Cosa aspettarti: controlli, oggetti vietati e piccoli dettagli che contano
La notte del 31 dicembre l’area è sorvegliata e vengono applicate regole di sicurezza: in generale niente bottiglie di vetro, niente oggetti pericolosi e (spesso) limitazioni per bici e monopattini. Anche con bambini piccoli meglio valutare bene: la folla è tanta e non è l’ambiente più comodo del mondo per passeggini.
Alternative top (più comode della folla, ma sempre “da Capodanno”)
Non a tutti piace stare nel pieno della calca. Se preferisci una serata più “contenuta” (o semplicemente vuoi sederti, cenare, brindare con calma), Parigi è perfetta anche così.
- Crociera sulla Senna: una delle scelte più romantiche. Spesso include cena e brindisi, con la città illuminata che scorre fuori dai vetri. Prenotazioni: vanno a ruba.
- Cena di San Silvestro in ristorante: molti propongono menù speciali, alcuni con musica o piccole animazioni. Se hai in mente un quartiere preciso, prenota prima e poi organizza gli spostamenti.
- Cabaret e spettacoli: esperienza super “parigina” (con costi più alti, ma serata completa). Alcuni locali offrono formule con cena + spettacolo + brindisi.
- Bar e pub: soluzione pratica se vuoi fare tardi senza “ingessarti” con una serata troppo formale. In molte zone (Opéra, Marais, Bastille, Pigalle) trovi locali aperti fino a tardi.

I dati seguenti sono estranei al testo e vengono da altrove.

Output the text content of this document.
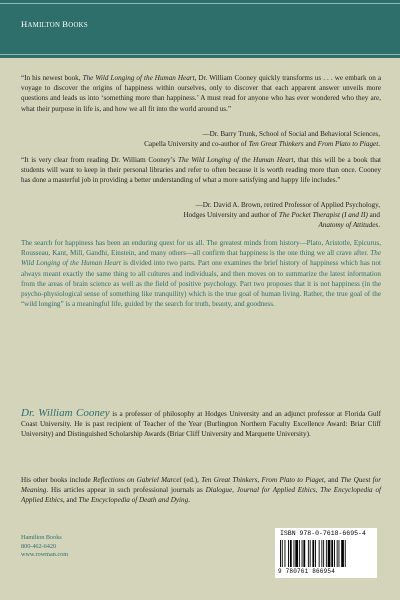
HAMILTON BOOKS
“In his newest book, The Wild Longing of the Human Heart, Dr. William Cooney quickly transforms us . . . we embark on a voyage to discover the origins of happiness within ourselves, only to discover that each apparent answer unveils more questions and leads us into ‘something more than happiness.’ A must read for anyone who has ever wondered who they are, what their purpose in life is, and how we all fit into the world around us.”
—Dr. Barry Trunk, School of Social and Behavioral Sciences,
Capella University and co-author of Ten Great Thinkers and From Plato to Piaget.
“It is very clear from reading Dr. William Cooney’s The Wild Longing of the Human Heart, that this will be a book that students will want to keep in their personal libraries and refer to often because it is worth reading more than once. Cooney has done a masterful job in providing a better understanding of what a more satisfying and happy life includes.”
—Dr. David A. Brown, retired Professor of Applied Psychology,
Hodges University and author of The Pocket Therapist (I and II) and
Anatomy of Attitudes.
The search for happiness has been an enduring quest for us all. The greatest minds from history—Plato, Aristotle, Epicurus, Rousseau, Kant, Mill, Gandhi, Einstein, and many others—all confirm that happiness is the one thing we all crave after. The Wild Longing of the Human Heart is divided into two parts. Part one examines the brief history of happiness which has not always meant exactly the same thing to all cultures and individuals, and then moves on to summarize the latest information from the areas of brain science as well as the field of positive psychology. Part two proposes that it is not happiness (in the psycho-physiological sense of something like tranquility) which is the true goal of human living. Rather, the true goal of the “wild longing” is a meaningful life, guided by the search for truth, beauty, and goodness.
Dr. William Cooney is a professor of philosophy at Hodges University and an adjunct professor at Florida Gulf Coast University. He is past recipient of Teacher of the Year (Burlington Northern Faculty Excellence Award: Briar Cliff University) and Distinguished Scholarship Awards (Briar Cliff University and Marquette University).
His other books include Reflections on Gabriel Marcel (ed.), Ten Great Thinkers, From Plato to Piaget, and The Quest for Meaning. His articles appear in such professional journals as Dialogue, Journal for Applied Ethics, The Encyclopedia of Applied Ethics, and The Encyclopedia of Death and Dying.
Hamilton Books
800-462-6420
www.rowman.com
ISBN 978-0-7618-6695-4
9 780761 866954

Dove dormire a Capodanno: scegliere la zona giusta cambia tutto
Qui non esiste una risposta unica, perché dipende da cosa vuoi fare la sera del 31. Però ci sono alcune regole semplici che aiutano sempre.

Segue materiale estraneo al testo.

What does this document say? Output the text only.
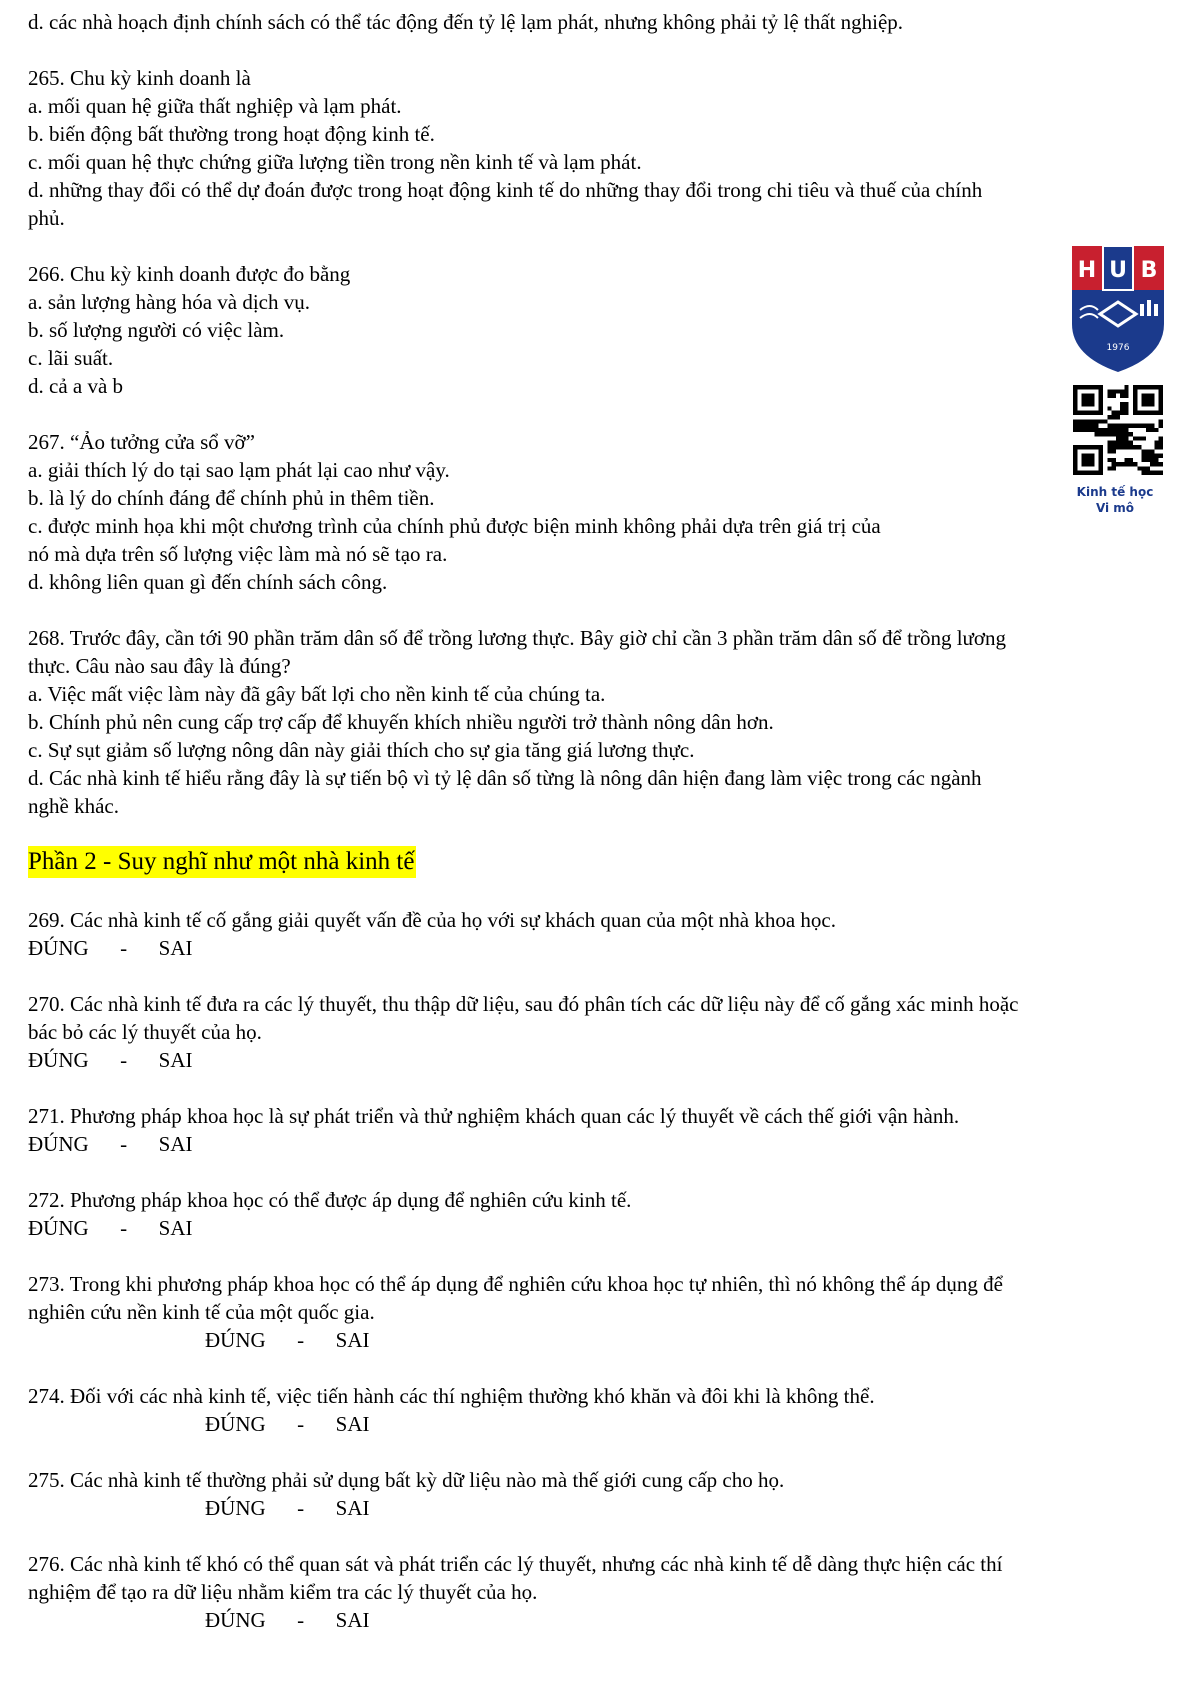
d. các nhà hoạch định chính sách có thể tác động đến tỷ lệ lạm phát, nhưng không phải tỷ lệ thất nghiệp.
265. Chu kỳ kinh doanh là
a. mối quan hệ giữa thất nghiệp và lạm phát.
b. biến động bất thường trong hoạt động kinh tế.
c. mối quan hệ thực chứng giữa lượng tiền trong nền kinh tế và lạm phát.
d. những thay đổi có thể dự đoán được trong hoạt động kinh tế do những thay đổi trong chi tiêu và thuế của chính
phủ.
266. Chu kỳ kinh doanh được đo bằng
a. sản lượng hàng hóa và dịch vụ.
b. số lượng người có việc làm.
c. lãi suất.
d. cả a và b
267. “Ảo tưởng cửa sổ vỡ”
a. giải thích lý do tại sao lạm phát lại cao như vậy.
b. là lý do chính đáng để chính phủ in thêm tiền.
c. được minh họa khi một chương trình của chính phủ được biện minh không phải dựa trên giá trị của
nó mà dựa trên số lượng việc làm mà nó sẽ tạo ra.
d. không liên quan gì đến chính sách công.
268. Trước đây, cần tới 90 phần trăm dân số để trồng lương thực. Bây giờ chỉ cần 3 phần trăm dân số để trồng lương
thực. Câu nào sau đây là đúng?
a. Việc mất việc làm này đã gây bất lợi cho nền kinh tế của chúng ta.
b. Chính phủ nên cung cấp trợ cấp để khuyến khích nhiều người trở thành nông dân hơn.
c. Sự sụt giảm số lượng nông dân này giải thích cho sự gia tăng giá lương thực.
d. Các nhà kinh tế hiểu rằng đây là sự tiến bộ vì tỷ lệ dân số từng là nông dân hiện đang làm việc trong các ngành
nghề khác.
Phần 2 - Suy nghĩ như một nhà kinh tế
269. Các nhà kinh tế cố gắng giải quyết vấn đề của họ với sự khách quan của một nhà khoa học.
ĐÚNG - SAI
270. Các nhà kinh tế đưa ra các lý thuyết, thu thập dữ liệu, sau đó phân tích các dữ liệu này để cố gắng xác minh hoặc
bác bỏ các lý thuyết của họ.
ĐÚNG - SAI
271. Phương pháp khoa học là sự phát triển và thử nghiệm khách quan các lý thuyết về cách thế giới vận hành.
ĐÚNG - SAI
272. Phương pháp khoa học có thể được áp dụng để nghiên cứu kinh tế.
ĐÚNG - SAI
273. Trong khi phương pháp khoa học có thể áp dụng để nghiên cứu khoa học tự nhiên, thì nó không thể áp dụng để
nghiên cứu nền kinh tế của một quốc gia.
ĐÚNG - SAI
274. Đối với các nhà kinh tế, việc tiến hành các thí nghiệm thường khó khăn và đôi khi là không thể.
ĐÚNG - SAI
275. Các nhà kinh tế thường phải sử dụng bất kỳ dữ liệu nào mà thế giới cung cấp cho họ.
ĐÚNG - SAI
276. Các nhà kinh tế khó có thể quan sát và phát triển các lý thuyết, nhưng các nhà kinh tế dễ dàng thực hiện các thí
nghiệm để tạo ra dữ liệu nhằm kiểm tra các lý thuyết của họ.
ĐÚNG - SAI
H U B
1976
Kinh tế học
Vi mô
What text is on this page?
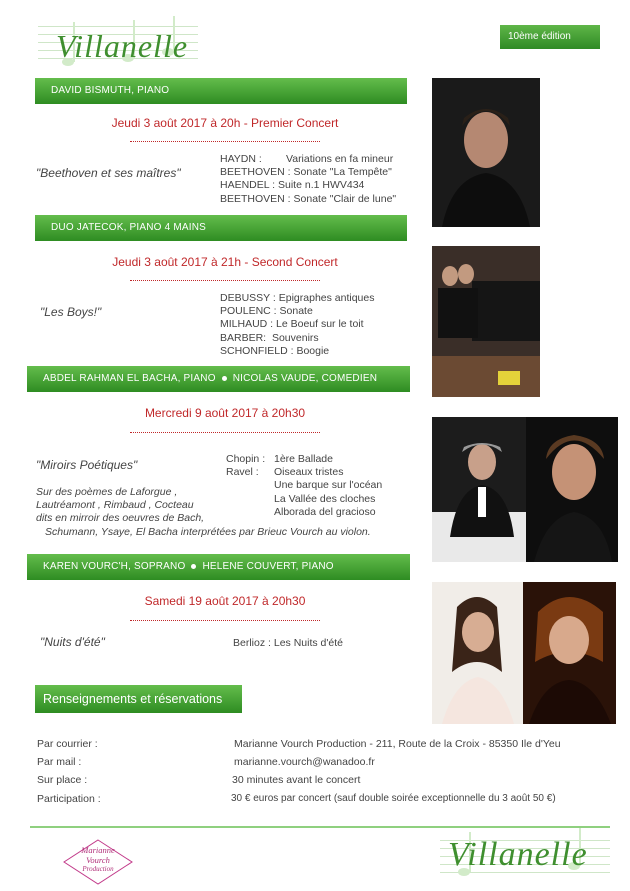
Villanelle	10ème édition
DAVID BISMUTH, PIANO
Jeudi 3 août 2017 à 20h - Premier Concert
"Beethoven et ses maîtres"
HAYDN : Variations en fa mineur
BEETHOVEN : Sonate "La Tempête"
HAENDEL : Suite n.1 HWV434
BEETHOVEN : Sonate "Clair de lune"
DUO JATECOK, PIANO 4 MAINS
Jeudi 3 août 2017 à 21h - Second Concert
"Les Boys!"
DEBUSSY : Epigraphes antiques
POULENC : Sonate
MILHAUD : Le Boeuf sur le toit
BARBER: Souvenirs
SCHONFIELD : Boogie
ABDEL RAHMAN EL BACHA, PIANO NICOLAS VAUDE, COMEDIEN
Mercredi 9 août 2017 à 20h30
"Miroirs Poétiques"	Chopin : 1ère Ballade
Ravel : Oiseaux tristes
Une barque sur l'océan
La Vallée des cloches
Alborada del gracioso
Sur des poèmes de Laforgue ,
Lautréamont , Rimbaud , Cocteau
dits en mirroir des oeuvres de Bach,
Schumann, Ysaye, El Bacha interprétées par Brieuc Vourch au violon.
KAREN VOURC'H, SOPRANO HELENE COUVERT, PIANO
Samedi 19 août 2017 à 20h30
"Nuits d'été"	Berlioz : Les Nuits d'été
Renseignements et réservations
Par courrier :	Marianne Vourch Production - 211, Route de la Croix - 85350 Ile d'Yeu
Par mail :	marianne.vourch@wanadoo.fr
Sur place :	30 minutes avant le concert
Participation :	30 € euros par concert (sauf double soirée exceptionnelle du 3 août 50 €)
Marianne
Vourch
Production	Villanelle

Se vuoi essere vicino ai festeggiamenti
Zona Champs-Élysées / Étoile / Madeleine / Opéra: comoda, centralissima, perfetta se punti alla festa “ufficiale” o vuoi muoverti poco la notte. Contro: prezzi alti e disponibilità ridotta.
Se vuoi un Capodanno più “parigino” e vivibile
Le Marais e Saint-Germain sono scelte bellissime se ti piace uscire tra bistrot, cocktail bar e passeggiate. Montmartre è suggestiva (e molto amata), ma considera che la notte del 31 può essere movimentata e con strade in salita: scarpe comode, sempre.
Se vuoi approfondire con pro e contro, budget e consigli pratici quartiere per quartiere, qui trovi una guida completa: dove dormire a Parigi (zone e quartieri migliori).
Trova un alloggio a Parigi per CapodannoMini check-list per la notte del 31 (senza paranoie, solo buon senso)
- Documenti e biglietti: tienili a portata di mano (anche in versione digitale), soprattutto se hai prenotazioni.
- Telefono carico: una power bank piccola ti salva la serata (mappe, taxi, messaggi, foto…).
- Punto d’incontro: se siete in gruppo, fissate un luogo preciso nel caso vi perdiate nella folla.
- Rientro: decidi prima come tornare (metro/notturni/taxi) e non ridurti a improvvisare quando tutti si muovono insieme.
- Occhio alle borse: soprattutto nelle zone affollate, tieni lo zaino davanti o usa una tracolla ben chiusa.
Ultima cosa (importante): Capodanno a Parigi il 1° gennaio
Il bello è che non finisce a mezzanotte. Il 1° gennaio Parigi è più silenziosa del solito: perfetta per una passeggiata lungo la Senna, per vedere i boulevard con calma o per goderti un quartiere senza la “fretta” dei giorni pieni. Molti posti riaprono in tarda mattinata o nel pomeriggio, quindi prendila con filosofia: colazione lunga, cappotto e via.
Se ti organizzi bene (e prenoti quello che ti serve), Parigi a Capodanno regala davvero una serata speciale: può essere festa grande sugli Champs-Élysées oppure un brindisi elegante in crociera… in entrambi i casi, è una città che sa farsi ricordare.